Avenda Health, an AI healthcare company creating the future of personalized prostate cancer care, unveils the results of a new UCLA study examining the role of AI in identifying tumor margins and predicting the efficacy of focal therapy treatments. The study titled “Software to Determine Extent of Tumor Margins in Focal Therapy,” was presented at the 2024 American Urological Association’s (AUA) annual meeting by Wayne Brisbane, MD, assistant professor at UCLA Health. It demonstrated that Unfold AI, Avenda Health’s AI-powered cancer mapping technology, was a better predictor of focal therapy success than other factors, including the size or grade of the tumor.
In the study, FDA-cleared Unfold AI technology was retrospectively applied to 118 previously untreated men undergoing hemi-gland cryotherapy for prostate cancer ablation. MRI-guided biopsies, both targeted and systematic, were performed before cryotherapy and six months after cryotherapy to assess treatment outcomes. The study found that the baseline Gleason Grade Group (GG), which categorizes the aggressiveness of prostate cancer (GG1 indicating low-grade and GG5 high-grade), consisted of 66.8% GG2, 28% GG3, and 5.3% GG4. Treatment success, defined as the absence of >GG2 on post-cryotherapy MRI-guided biopsies, was achieved in 77.7% of cases and was not found to be correlated with baseline GG.
The study found that Unfold AI’s patient-specific encapsulation confidence score (ECS), which is generated based on multiple patient data points, including MRI scans, biopsy results, PSA data and Gleason scores, is critical for predicting treatment success. While factors like cancer core length, the percentage of Gleason pattern 4, and ECS score were predictive of treatment success, only an ECS score greater than or equal to 0.7 demonstrated significant predictive value, with a success rate of 70% (confidence interval: 61-79%) and 68% (confidence interval: 51-85%), respectively. These findings emphasize the importance of Unfold AI’s assessment of tumor margins in predicting treatment outcomes, surpassing the predictive capability of conventional parameters.
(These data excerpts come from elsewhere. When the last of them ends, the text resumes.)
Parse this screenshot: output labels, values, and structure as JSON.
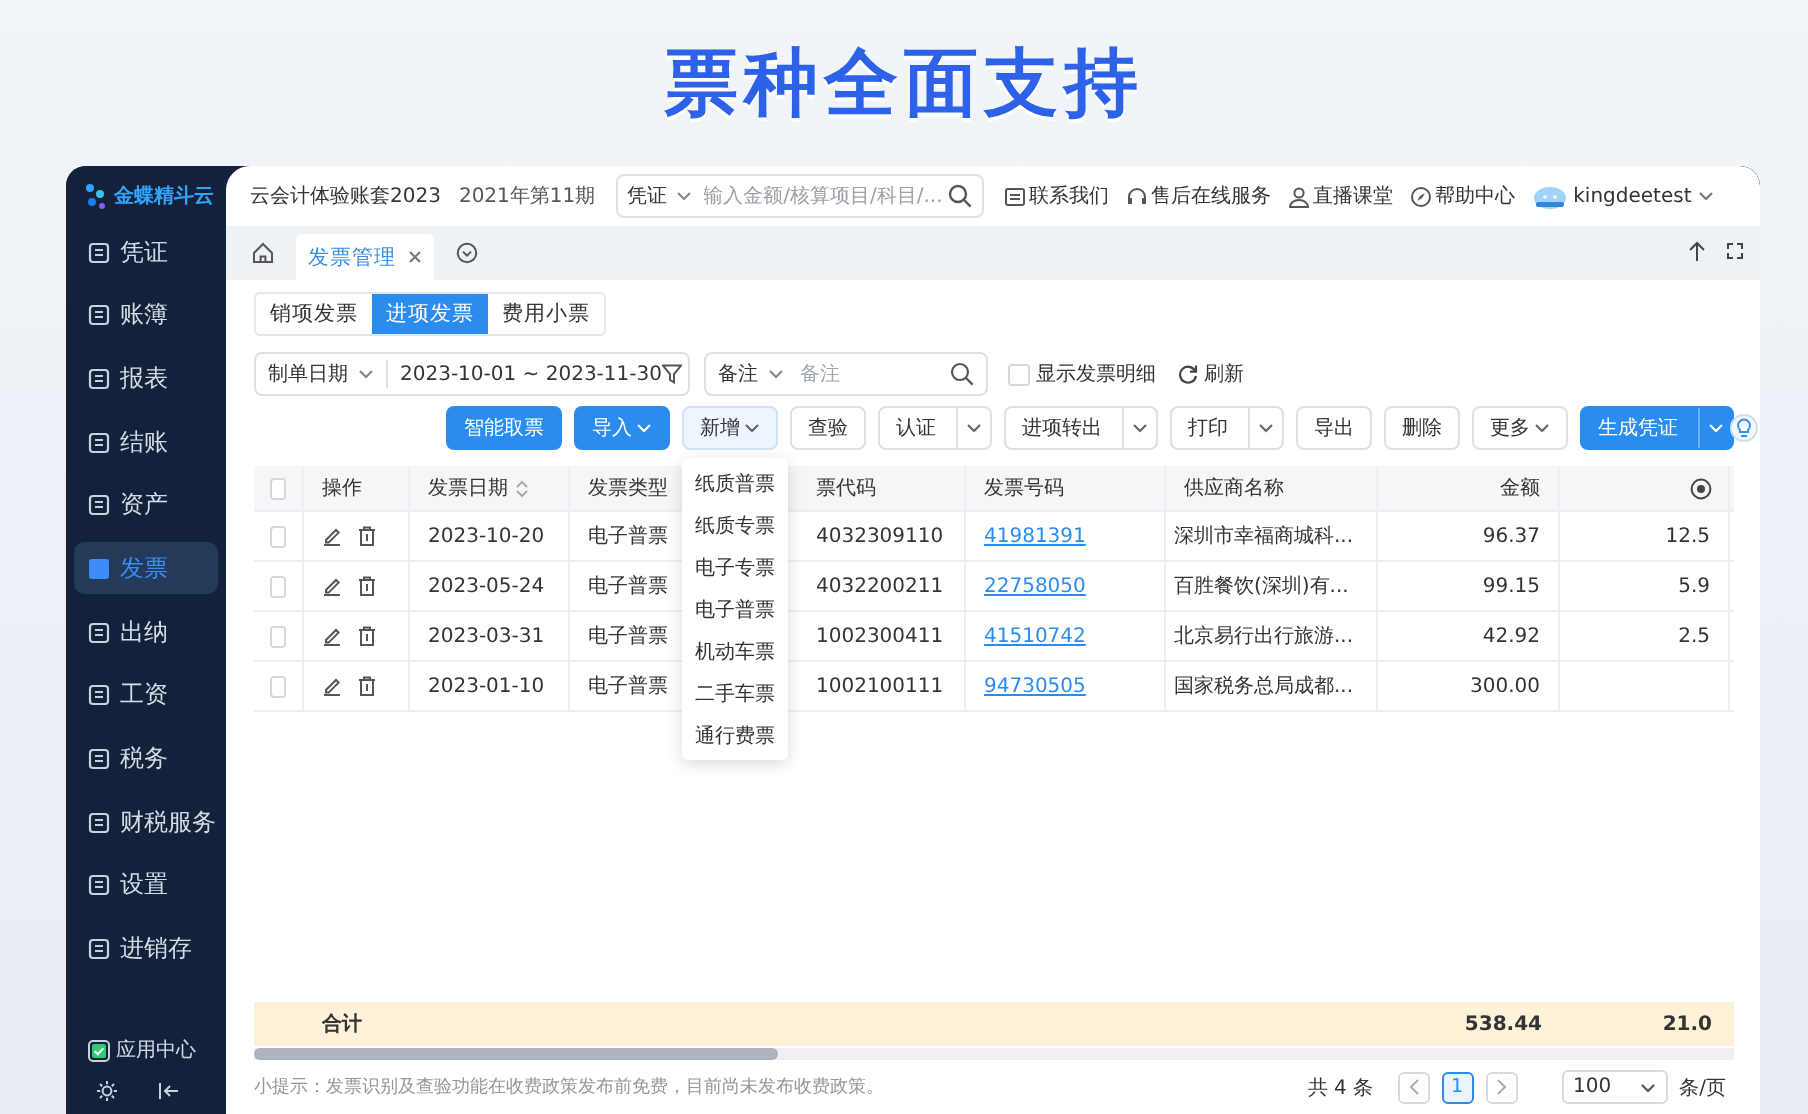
{
  "headline": "票种全面支持",
  "sidebar": {
    "logo": "金蝶精斗云",
    "items": [
      {
        "label": "凭证",
        "selected": false
      },
      {
        "label": "账簿",
        "selected": false
      },
      {
        "label": "报表",
        "selected": false
      },
      {
        "label": "结账",
        "selected": false
      },
      {
        "label": "资产",
        "selected": false
      },
      {
        "label": "发票",
        "selected": true
      },
      {
        "label": "出纳",
        "selected": false
      },
      {
        "label": "工资",
        "selected": false
      },
      {
        "label": "税务",
        "selected": false
      },
      {
        "label": "财税服务",
        "selected": false
      },
      {
        "label": "设置",
        "selected": false
      },
      {
        "label": "进销存",
        "selected": false
      }
    ],
    "app_center": "应用中心"
  },
  "topbar": {
    "account": "云会计体验账套2023",
    "period": "2021年第11期",
    "search": {
      "scope": "凭证",
      "placeholder": "输入金额/核算项目/科目/..."
    },
    "links": [
      "联系我们",
      "售后在线服务",
      "直播课堂",
      "帮助中心"
    ],
    "user": "kingdeetest"
  },
  "page_tabs": [
    {
      "label": "发票管理",
      "selected": true
    }
  ],
  "invoice_tabs": [
    {
      "label": "销项发票",
      "selected": false
    },
    {
      "label": "进项发票",
      "selected": true
    },
    {
      "label": "费用小票",
      "selected": false
    }
  ],
  "filters": {
    "date_field": "制单日期",
    "date_range": "2023-10-01 ~ 2023-11-30",
    "remark_field": "备注",
    "remark_placeholder": "备注",
    "show_details": {
      "label": "显示发票明细",
      "checked": false
    },
    "refresh": "刷新"
  },
  "toolbar": [
    {
      "label": "智能取票",
      "kind": "primary"
    },
    {
      "label": "导入",
      "kind": "primary-dropdown"
    },
    {
      "label": "新增",
      "kind": "dropdown-open"
    },
    {
      "label": "查验",
      "kind": "plain"
    },
    {
      "label": "认证",
      "kind": "split"
    },
    {
      "label": "进项转出",
      "kind": "split"
    },
    {
      "label": "打印",
      "kind": "split"
    },
    {
      "label": "导出",
      "kind": "plain"
    },
    {
      "label": "删除",
      "kind": "plain"
    },
    {
      "label": "更多",
      "kind": "dropdown"
    },
    {
      "label": "生成凭证",
      "kind": "primary-split"
    }
  ],
  "new_menu": [
    "纸质普票",
    "纸质专票",
    "电子专票",
    "电子普票",
    "机动车票",
    "二手车票",
    "通行费票"
  ],
  "table": {
    "select_all": {
      "checked": false
    },
    "columns": [
      {
        "label": "操作",
        "sortable": false
      },
      {
        "label": "发票日期",
        "sortable": true
      },
      {
        "label": "发票类型",
        "sortable": false
      },
      {
        "label": "票代码",
        "sortable": false
      },
      {
        "label": "发票号码",
        "sortable": false
      },
      {
        "label": "供应商名称",
        "sortable": false
      },
      {
        "label": "金额",
        "sortable": false
      }
    ],
    "rows": [
      {
        "checked": false,
        "date": "2023-10-20",
        "type": "电子普票",
        "code": "4032309110",
        "number": "41981391",
        "supplier": "深圳市幸福商城科...",
        "amount": "96.37",
        "column_9": "12.5"
      },
      {
        "checked": false,
        "date": "2023-05-24",
        "type": "电子普票",
        "code": "4032200211",
        "number": "22758050",
        "supplier": "百胜餐饮(深圳)有...",
        "amount": "99.15",
        "column_9": "5.9"
      },
      {
        "checked": false,
        "date": "2023-03-31",
        "type": "电子普票",
        "code": "1002300411",
        "number": "41510742",
        "supplier": "北京易行出行旅游...",
        "amount": "42.92",
        "column_9": "2.5"
      },
      {
        "checked": false,
        "date": "2023-01-10",
        "type": "电子普票",
        "code": "1002100111",
        "number": "94730505",
        "supplier": "国家税务总局成都...",
        "amount": "300.00"
      }
    ],
    "total": {
      "label": "合计",
      "amount": "538.44",
      "column_9": "21.0"
    }
  },
  "footer": {
    "tip": "小提示：发票识别及查验功能在收费政策发布前免费，目前尚未发布收费政策。",
    "count": "共 4 条",
    "pages": [
      {
        "label": "1",
        "selected": true
      }
    ],
    "page_size": "100",
    "per_page": "条/页"
  }
}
The study’s findings hold important implications for clinical practice, suggesting that Unfold AI’s ECS score could revolutionize treatment decision-making for prostate cancer patients. By increasing confidence in predicting tumor margins, Unfold AI empowers physicians to tailor interventions more effectively to individual patient needs, potentially improving treatment outcomes and quality of life.
“Unfold AI’s ability to identify tumor margins and provide the ECS will improve treatment recommendations and allow for less-invasive interventions,” said Dr. Wayne Brisbane. “This more comprehensive approach enhances our ability to predict treatment outcomes and tailor interventions effectively to individual patient needs.”
“These results demonstrate a marked change in how physicians will be able to diagnose and recommend treatment for prostate cancer patients,” said Avenda Health CEO Shyam Natarajan, PhD. “By increasing the confidence in which we can predict a tumor’s margins, patients and their doctors will have increased certainty that their entire tumor is treated and with the appropriate intervention in correlation to the severity of their case.”